なんというか、「プロ」という言葉を神聖視しすぎてる気がするんですよね。
「プロ」が偉くて、「アマ」は下っていう、なんかマウント取ってる匂いがする。
まあ、プロの方が人口は少ないのは間違いないですけど。
一応、僕の考える「プロ」の定義を披露しておくと。
「自分の仕事に適切に値付けをできる人」だと思ってます。
何か仕事を依頼されたときに、「これは何日かかります、お代はこれだけいただきます。」ということが言える人は、プロだな、と思います。
逆説ですが、100万で請けた仕事を一生懸命やって、200万円分の価値のものをアウトプットしたら、お客さんは喜ぶかもしれないけど、それは「200万円の仕事を50%OFFにディスカウントしてる」のです。
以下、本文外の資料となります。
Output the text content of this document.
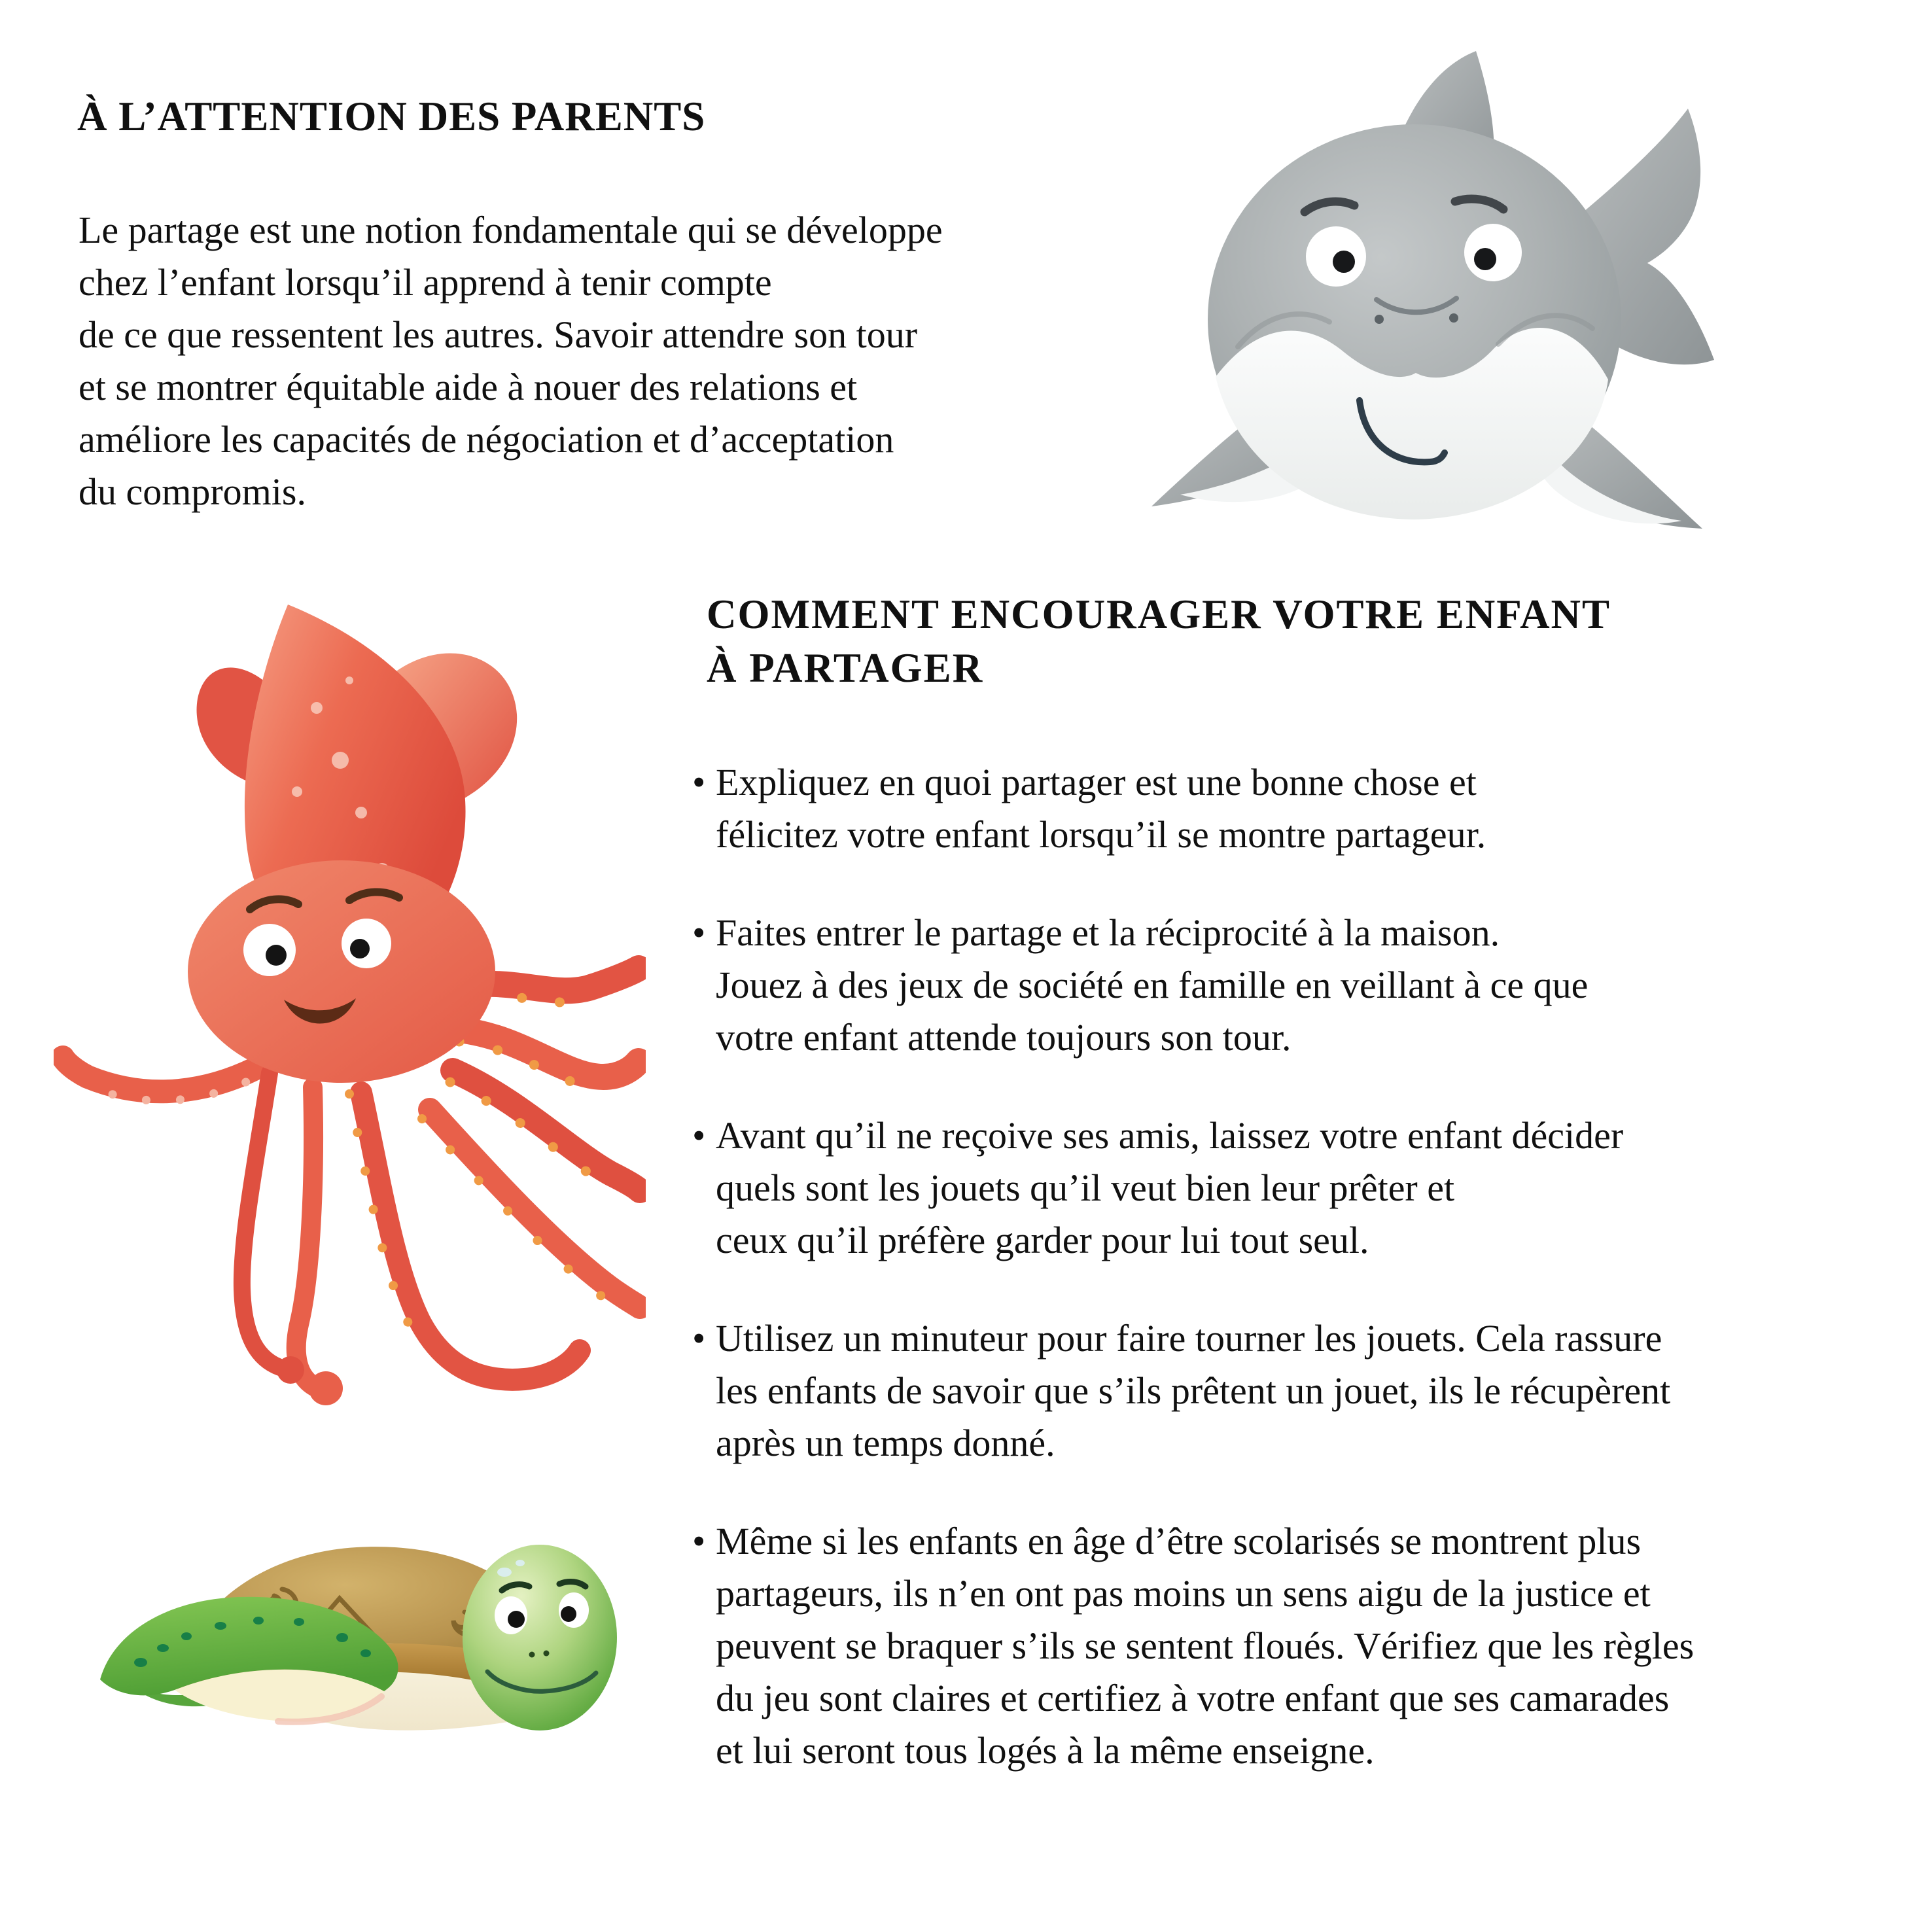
À L’ATTENTION DES PARENTS
Le partage est une notion fondamentale qui se développe
chez l’enfant lorsqu’il apprend à tenir compte
de ce que ressentent les autres. Savoir attendre son tour
et se montrer équitable aide à nouer des relations et
améliore les capacités de négociation et d’acceptation
du compromis.
COMMENT ENCOURAGER VOTRE ENFANT
À PARTAGER
• Expliquez en quoi partager est une bonne chose et
félicitez votre enfant lorsqu’il se montre partageur.
• Faites entrer le partage et la réciprocité à la maison.
Jouez à des jeux de société en famille en veillant à ce que
votre enfant attende toujours son tour.
• Avant qu’il ne reçoive ses amis, laissez votre enfant décider
quels sont les jouets qu’il veut bien leur prêter et
ceux qu’il préfère garder pour lui tout seul.
• Utilisez un minuteur pour faire tourner les jouets. Cela rassure
les enfants de savoir que s’ils prêtent un jouet, ils le récupèrent
après un temps donné.
• Même si les enfants en âge d’être scolarisés se montrent plus
partageurs, ils n’en ont pas moins un sens aigu de la justice et
peuvent se braquer s’ils se sentent floués. Vérifiez que les règles
du jeu sont claires et certifiez à votre enfant que ses camarades
et lui seront tous logés à la même enseigne.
ディスカウントすれば仕事はもらえるけど、下の下策です。
ある演出家、プロと呼んで間違いがないと言える方が、「2時間のお芝居をつくるのに、◯◯の稽古に◯時間、◯◯の稽古に◯時間…」とばーっと仰っていたのを聞いたことがありますが、それは「プロだ!」と思いました。
で、演劇の現場での本音で言えば…「お金のことは度外視して、それぞれのポジションの人が全力の努力をしてほしい」です。ですよね?
これを劇団主宰の立場で口にしちゃうとやりがい搾取ですから言いませんけど。
プロの俳優で、「今回の舞台はチケット3,500円だからこれくらいの芝居で」って言ってる人見たことないです。そもそもプロの俳優そんなに見てないけど。
「プロ」っていう言葉で、これだけイメージの幅があるのに、「プロとはなんぞや」という事前の認識合わせもせずにいきなり持ち出すの、コミュニケーションの基本ができてないです。
話を冒頭に戻すと、「お金をもらう以上プロだからな、ちゃんとやれよ」って言う人、お金の話をしたいんじゃないでしょう?
「プロとはなんぞや」に関係なく、とにかく目前の舞台を一生懸命やってくれ、という意味のことを伝えたいのではと思います。
そのときに、使い慣れてない余計な語彙を持ち出すからおかしなことになるなあ、と思いました。まる。